A 70-year-old woman presented with persisting pain in both ankles and the left Achilles tendon for two years. Recently the pain also started in her right Achilles tendon and the MTP-I on the left. She had pressure pain in both ankles, a painful swelling of the right Achilles tendon and 4.7 mg/dL uric acid in the blood. DECT was performed to help differentiate between gout and calcific tendinopathy. The same DECT setup as in the previous cases was used.
DECT showed enthesophytes at the insertion of the left and right Achilles tendon and bilateral calcaneal spur, most dominantly on the left. No erosions or MSU depositions were found (Figure 3). These findings suggested a mechanical etiology of the patient’s articular pain and gout was excluded.
A 70-year-old man presented with painful swelling of the right Achilles tendon. Three months prior to presentation he had experienced pain at the MTP-I of his right foot. He had a history of right Achilles tendon rupture, surgically corrected. Clinically, there was mild pressure pain at the right Achilles tendon, starting at the enthesis and spreading towards the middle third of the tendon. There were no clinically apparent tophi. Blood uric acid was 7.4 mg/dL.
Ultrasound (US) of the tendon showed signs of inflammation and multiple hyperechoic nodules (Figure 4). To differentiate between tendinous calcifications or MSU crystal depositions DECT was performed. The same setup as in the previous cases was used. Colour-coded DECT images showed the presence of MSU crystals in the right Achilles tendon (Figure 4). Therefore, the patient was diagnosed with oligoarticular gout with tendinous involvement.

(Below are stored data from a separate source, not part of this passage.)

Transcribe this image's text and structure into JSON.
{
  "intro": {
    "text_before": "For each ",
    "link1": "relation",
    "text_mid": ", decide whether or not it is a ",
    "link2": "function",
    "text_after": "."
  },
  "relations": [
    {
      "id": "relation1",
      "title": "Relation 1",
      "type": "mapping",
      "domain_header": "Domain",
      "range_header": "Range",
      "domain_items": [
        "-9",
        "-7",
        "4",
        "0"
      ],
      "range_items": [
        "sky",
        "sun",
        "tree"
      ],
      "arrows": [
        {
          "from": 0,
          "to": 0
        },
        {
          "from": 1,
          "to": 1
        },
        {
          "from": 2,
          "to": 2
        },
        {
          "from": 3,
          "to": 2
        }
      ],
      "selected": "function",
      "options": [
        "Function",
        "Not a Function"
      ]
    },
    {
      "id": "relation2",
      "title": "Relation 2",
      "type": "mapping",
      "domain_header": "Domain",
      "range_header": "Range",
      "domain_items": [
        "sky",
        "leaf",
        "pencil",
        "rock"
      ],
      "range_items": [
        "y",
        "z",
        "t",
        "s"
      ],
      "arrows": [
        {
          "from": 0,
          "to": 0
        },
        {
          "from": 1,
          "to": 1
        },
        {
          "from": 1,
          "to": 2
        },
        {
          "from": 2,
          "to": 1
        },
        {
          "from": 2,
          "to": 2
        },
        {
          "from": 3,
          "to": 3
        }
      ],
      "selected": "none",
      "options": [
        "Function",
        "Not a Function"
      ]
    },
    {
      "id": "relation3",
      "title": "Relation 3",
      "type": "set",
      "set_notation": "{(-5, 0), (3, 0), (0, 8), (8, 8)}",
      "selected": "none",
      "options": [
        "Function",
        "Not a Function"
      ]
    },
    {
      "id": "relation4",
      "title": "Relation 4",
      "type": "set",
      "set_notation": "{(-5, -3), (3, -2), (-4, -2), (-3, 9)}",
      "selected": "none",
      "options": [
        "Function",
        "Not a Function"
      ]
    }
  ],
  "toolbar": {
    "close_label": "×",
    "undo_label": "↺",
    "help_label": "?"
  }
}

The cases above demonstrate dual-energy CT as a helpful tool in detecting extra-articular MSU depositions, both in typical and atypical cases. DECT can differentiate MSU crystals from hydroxyapatite depositions in calcific tendinosis or osteophytosis [6, 7] and prove essential when US fails to aid in diagnosis.
Joint or tophus aspiration remains the golden standard in establishing the diagnosis of gout. However, sufficient aspiration is not always possible and requires a trained clinician [8, 9]. This is where non-invasive imaging modalities like US and DECT can be particularly helpful. DECT combines the imaging properties of conventional CT imaging, with the possibility of processing the images to identify MSU crystal depositions . US accuracy is operator dependent and DECT has proven to be superior to US for identifying total urate deposition and assessing volume of deposits [10, 11, 12].
The Achilles tendon is one of the most common locations of extra-articular tophus manifestation . It has been demonstrated that MSU crystals exert an inhibitory effect on collagen production and induce tenocyte apoptosis. This could disrupt tendon structure and self-repair. Detection of tendon involvement in gout is important because it could lead to tendon damage in people with advanced gout . Therefore, DECT can be particularly helpful in identifying these sites of uric acid deposition, even when they are clinically not apparent .
DECT can also serve as an important diagnostic aid in cases of painful tendon swelling or pseudotumoral involvement of tendons. This way DECT can help in the atypical presentation of gout when solely extra-articular tophus formation is found devoid of any signs of arthritis .
DECT is a valuable asset in the diagnosis of gout, especially when extra-articular involvement is present. MSU crystal deposition in tendons may affect tendon structure and therefore functionality. DECT can help evaluate total uric acid crystal load and has proven to be superior in this assessment than other non-invasive methods.
The authors have no competing interests to declare.